Configuration
For repeatable pipelines, collect your parameters into a YAML config file. Commands can be invoked with just a config file, just CLI options, or both. When both are provided, CLI options override config file values.
Config file structure
The config file has working_dir at the top level and parameters nested under command-specific keys:
# crowd.yaml
working_dir: "./scratch/crowd"
search:
terms:
- crowd
- street crowd
- urban crowd
suffixes:
- photography
- candid
engines:
- flickr
- brave
fetch:
to: images/search1
min_size: 1024
extract_frames:
from: videos
to: images/frames
keyframes: 3
extract_faces:
from: images/*
to: faces
skip_partial: true
engine: dlib
cluster:
from: faces
to: cluster
min_cluster_size: 20
min_samples: 5
top: 10
clean: true
select:
from:
- cluster/000
- cluster/001
- cluster/003
to: curated
analyze:
from: curated
phash: true
blur: true
detect:
from: curated
classes:
- microphone
- chair
threshold: 0.2
review:
from: curated
dedup:
from: curated
threshold: 8
augment:
from: curated
to: final/1024
flip_x: true
frame:
from: final/1024
to: final/512
width: 512
height: 512
Running with a config file
Pass the config file as the first argument to any command:
dtst search crowd.yaml
dtst fetch crowd.yaml
dtst extract-frames crowd.yaml
dtst extract-faces crowd.yaml
dtst cluster crowd.yaml
dtst select crowd.yaml
dtst analyze crowd.yaml
dtst detect crowd.yaml
dtst review crowd.yaml
dtst dedup crowd.yaml
dtst augment crowd.yaml
dtst frame crowd.yaml
CLI overrides
CLI options override the corresponding config values.
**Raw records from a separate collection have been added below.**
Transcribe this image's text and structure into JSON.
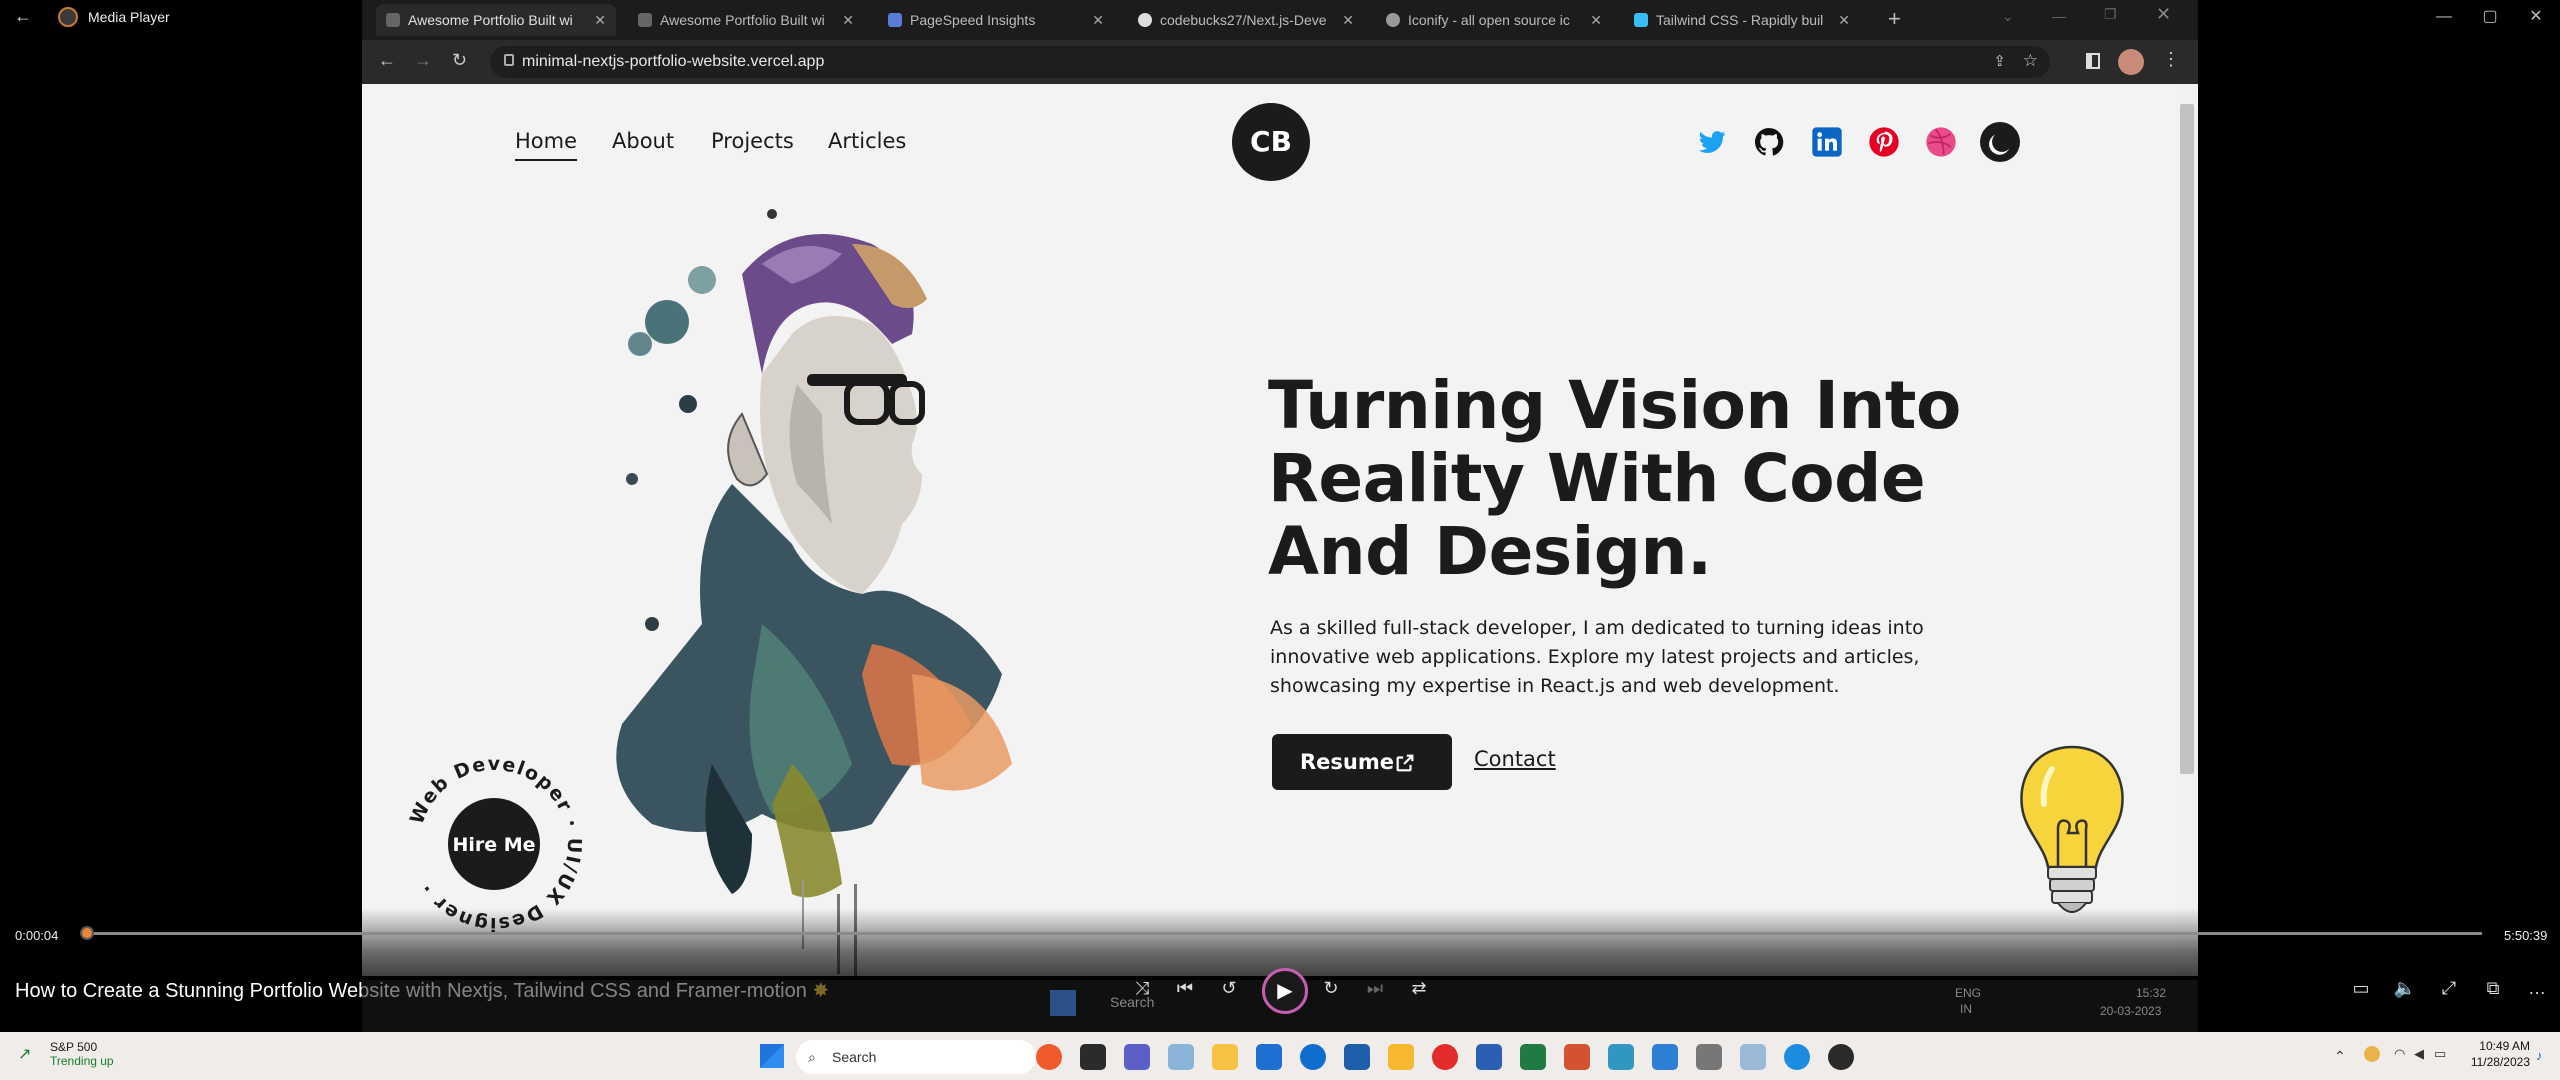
{
  "media_player": {
    "title": "Media Player",
    "video_title": "How to Create a Stunning Portfolio Website with Nextjs, Tailwind CSS and Framer-motion",
    "time_current": "0:00:04",
    "time_total": "5:50:39",
    "progress_fraction": 0.0002
  },
  "browser": {
    "tabs": [
      {
        "label": "Awesome Portfolio Built wi",
        "active": true
      },
      {
        "label": "Awesome Portfolio Built wi",
        "active": false
      },
      {
        "label": "PageSpeed Insights",
        "active": false
      },
      {
        "label": "codebucks27/Next.js-Deve",
        "active": false
      },
      {
        "label": "Iconify - all open source ic",
        "active": false
      },
      {
        "label": "Tailwind CSS - Rapidly buil",
        "active": false
      }
    ],
    "url": "minimal-nextjs-portfolio-website.vercel.app"
  },
  "site": {
    "nav": [
      "Home",
      "About",
      "Projects",
      "Articles"
    ],
    "logo": "CB",
    "socials": [
      "twitter-icon",
      "github-icon",
      "linkedin-icon",
      "pinterest-icon",
      "dribbble-icon",
      "moon-icon"
    ],
    "hero_title": "Turning Vision Into Reality With Code And Design.",
    "hero_desc": "As a skilled full-stack developer, I am dedicated to turning ideas into innovative web applications. Explore my latest projects and articles, showcasing my expertise in React.js and web development.",
    "resume_label": "Resume",
    "contact_label": "Contact",
    "hire_label": "Hire Me",
    "badge_ring_text": "Web Developer · UI/UX Designer ·"
  },
  "inner_taskbar": {
    "search": "Search",
    "lang": "ENG",
    "region": "IN",
    "time": "15:32",
    "date": "20-03-2023"
  },
  "taskbar": {
    "weather_title": "S&P 500",
    "weather_sub": "Trending up",
    "search": "Search",
    "time": "10:49 AM",
    "date": "11/28/2023"
  },
  "colors": {
    "accent_orange": "#e8863a",
    "play_ring": "#c65fb2",
    "twitter": "#1da1f2",
    "linkedin": "#0a66c2",
    "pinterest": "#e60023",
    "dribbble": "#ea4c89"
  }
}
This is useful for one-off adjustments:
# Use dlib instead of the config's mediapipe
dtst extract-faces crowd.yaml --engine dlib
# Stricter dedup threshold than the config
dtst dedup crowd.yaml --threshold 4
# Preview any command without executing
dtst select crowd.yaml --dry-run
Command-specific keys use underscores (e.g. extract_faces, extract_frames, flip_x), matching Python parameter names. The CLI uses hyphens (e.g. extract-faces, --flip-x). See the CLI reference for the complete list of options per command.